I'm looking for an efficient means of selecting the best N items from a stream of data where 'N' and 'best' are user-provided. I can find all sorts of things that get me close but not quite there.
For example binary-heap-plus caters for a user-provided definition of 'best' but no good way of dealing with 'N', while min-max-heap provides the means of dealing with 'N' but no convenient means of specifying 'best'.
Can you suggest something ready-made, or will I have to roll my own?
Wrapping in a newtype and implementing a trait[1] is a lot less convenient than simply providing a key or comparison function. Which is probably a large part of the motivation for the existence of binary-heap-plus.
which in the case of Ord is 4 traits: Ord, PartialOrd, PartialEq and Eq, though this could probably be mitigated with judicious ordering within the newtype and #[derive(..)]↩︎
Alternately, you can use binary-heap-plus set up to return the worst item it contains, and then never let it grow more than N items. If it would, use peek to determine if the next item should replace it in the top-N group.
At the end, popping everything off the heap will give you all of the top N items, ordered from worst to best.
You can just create a new min heap and populate it with the first N elements, then use peek_mut to selectively replace the worse element with the new one if that's better. Then repeat this for all elements.

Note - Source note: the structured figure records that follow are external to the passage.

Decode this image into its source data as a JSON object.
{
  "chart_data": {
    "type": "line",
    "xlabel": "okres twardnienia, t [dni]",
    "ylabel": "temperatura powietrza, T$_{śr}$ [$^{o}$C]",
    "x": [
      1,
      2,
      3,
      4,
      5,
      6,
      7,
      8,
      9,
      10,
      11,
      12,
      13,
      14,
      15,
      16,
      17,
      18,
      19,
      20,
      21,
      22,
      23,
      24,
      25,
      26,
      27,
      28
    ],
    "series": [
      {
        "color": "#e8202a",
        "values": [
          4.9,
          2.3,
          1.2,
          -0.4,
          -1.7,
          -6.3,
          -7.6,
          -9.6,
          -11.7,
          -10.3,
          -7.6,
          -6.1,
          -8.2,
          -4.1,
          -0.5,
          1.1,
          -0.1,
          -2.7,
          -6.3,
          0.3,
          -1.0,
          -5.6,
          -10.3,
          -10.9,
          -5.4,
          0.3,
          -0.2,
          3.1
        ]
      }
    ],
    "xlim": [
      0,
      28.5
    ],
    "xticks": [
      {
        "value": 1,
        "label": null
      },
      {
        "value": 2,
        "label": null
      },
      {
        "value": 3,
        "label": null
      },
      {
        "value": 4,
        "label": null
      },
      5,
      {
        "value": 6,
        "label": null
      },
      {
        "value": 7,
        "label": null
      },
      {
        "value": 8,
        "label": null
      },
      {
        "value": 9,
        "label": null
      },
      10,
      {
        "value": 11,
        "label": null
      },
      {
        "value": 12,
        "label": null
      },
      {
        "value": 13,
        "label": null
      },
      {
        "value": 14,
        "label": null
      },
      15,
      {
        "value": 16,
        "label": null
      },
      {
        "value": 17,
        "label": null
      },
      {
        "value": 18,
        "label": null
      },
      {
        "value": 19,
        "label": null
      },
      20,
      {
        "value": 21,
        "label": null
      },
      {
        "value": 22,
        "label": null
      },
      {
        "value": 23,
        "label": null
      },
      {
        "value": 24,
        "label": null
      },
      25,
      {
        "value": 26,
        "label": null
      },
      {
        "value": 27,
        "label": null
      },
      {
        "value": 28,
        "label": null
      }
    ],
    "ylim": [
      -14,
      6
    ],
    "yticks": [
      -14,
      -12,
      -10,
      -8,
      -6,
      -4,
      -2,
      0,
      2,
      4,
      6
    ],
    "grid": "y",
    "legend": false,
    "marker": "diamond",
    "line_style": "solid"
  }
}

What do you mean? To me it seems it provides almost the same capabilities as binary-heap-plus. The only additional one is that you can get both the minimum and the maximum, but you only need one of them (the "worse" according to your "best" ordering predicate)
min-max-heap provides a means of limiting the number of items stored in the queue, by allowing inspection of the size and removal of the worst element ... while maintaining a priority queue of the best items seen so far.
Limiting the size of binary-heap-plus would require having the queue backwards, so extracting the best element requires reversing the items in the queue. This is fine if you only ever want to use the queued items once all the items have been fed into the queue. If you want to use the queued items before all items have fed into the queue, then min-max-heap seems more appropriate than binary-heap-plus.
Given that my original problem question only mentioned selecting the best N items, both approaches satisfy the stated requirements.